In Europe, the European Central Bank held its annual conference in Sintra, the key event being a panel with ECB President Lagarde, FOMC Chair Powell and Bank of Brazil’s Campos Neto. Lagarde and Powell’s remarks were both constructive on inflation and the health of their respective economies. Powell in particular noted that the US is back on a “disinflationary path”, but that further confidence is necessary amongst Committee members before acting. Powell also made clear that the risks the US faces are increasingly balanced, with downside risks to the labour market coming into view.
Euro Area inflation was as expected in June, prices rising 0.2% in the month and 2.5% over the year. Core inflation was a touch stronger than consensus at 2.9%yr as services inflation held around 4%yr, a rate held since the start of this year. Overall, this flash release indicates goods remain the predominant disinflationary force and further progress on services will be needed for inflation to remain sustainably at target. The unemployment rate remained at 6.4% in May. Labour market conditions are heterogenous across the region with services-oriented industries seeing labour market tightness persist while others see slack building.
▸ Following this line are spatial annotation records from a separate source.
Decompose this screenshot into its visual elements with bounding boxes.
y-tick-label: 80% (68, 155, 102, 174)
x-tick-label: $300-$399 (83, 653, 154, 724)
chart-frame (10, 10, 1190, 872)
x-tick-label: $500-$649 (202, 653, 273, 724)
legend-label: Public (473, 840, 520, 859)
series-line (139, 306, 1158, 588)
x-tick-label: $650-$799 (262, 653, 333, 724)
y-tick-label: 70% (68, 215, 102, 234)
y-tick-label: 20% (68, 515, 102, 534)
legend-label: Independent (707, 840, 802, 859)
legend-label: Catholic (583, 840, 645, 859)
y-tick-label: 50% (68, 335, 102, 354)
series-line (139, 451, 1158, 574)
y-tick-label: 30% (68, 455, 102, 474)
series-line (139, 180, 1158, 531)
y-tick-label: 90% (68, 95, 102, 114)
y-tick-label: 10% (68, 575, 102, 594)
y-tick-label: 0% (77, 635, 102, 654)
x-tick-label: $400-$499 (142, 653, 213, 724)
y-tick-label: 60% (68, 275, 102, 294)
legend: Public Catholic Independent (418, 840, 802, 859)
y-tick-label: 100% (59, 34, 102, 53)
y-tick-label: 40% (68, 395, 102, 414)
In Asia, the Bank of Japan’s Q2 Tankan Survey reflected a constructive outlook with some risks emerging on the horizon. The outlook on general prices remains little-changed around 2.0% for the 3-year and 5-year horizons, suggesting inflation expectations are holding firm. Forecasts for employment conditions declined further, suggesting businesses are expecting it to be difficult to secure labour ahead. Persistent sentiment around labour scarcity will support wage negotiations ahead. Expectations for investment continue to grow – at present they sit around where they were prior to the Asian Financial Crisis when capacity was expanding rapidly. Profits however are expected to decline. This creates risk to both the investment and wages outlook as strong profitability has supported both over the last year. Wages and investment need to remain strong for inflation to persist and for policy to normalise further.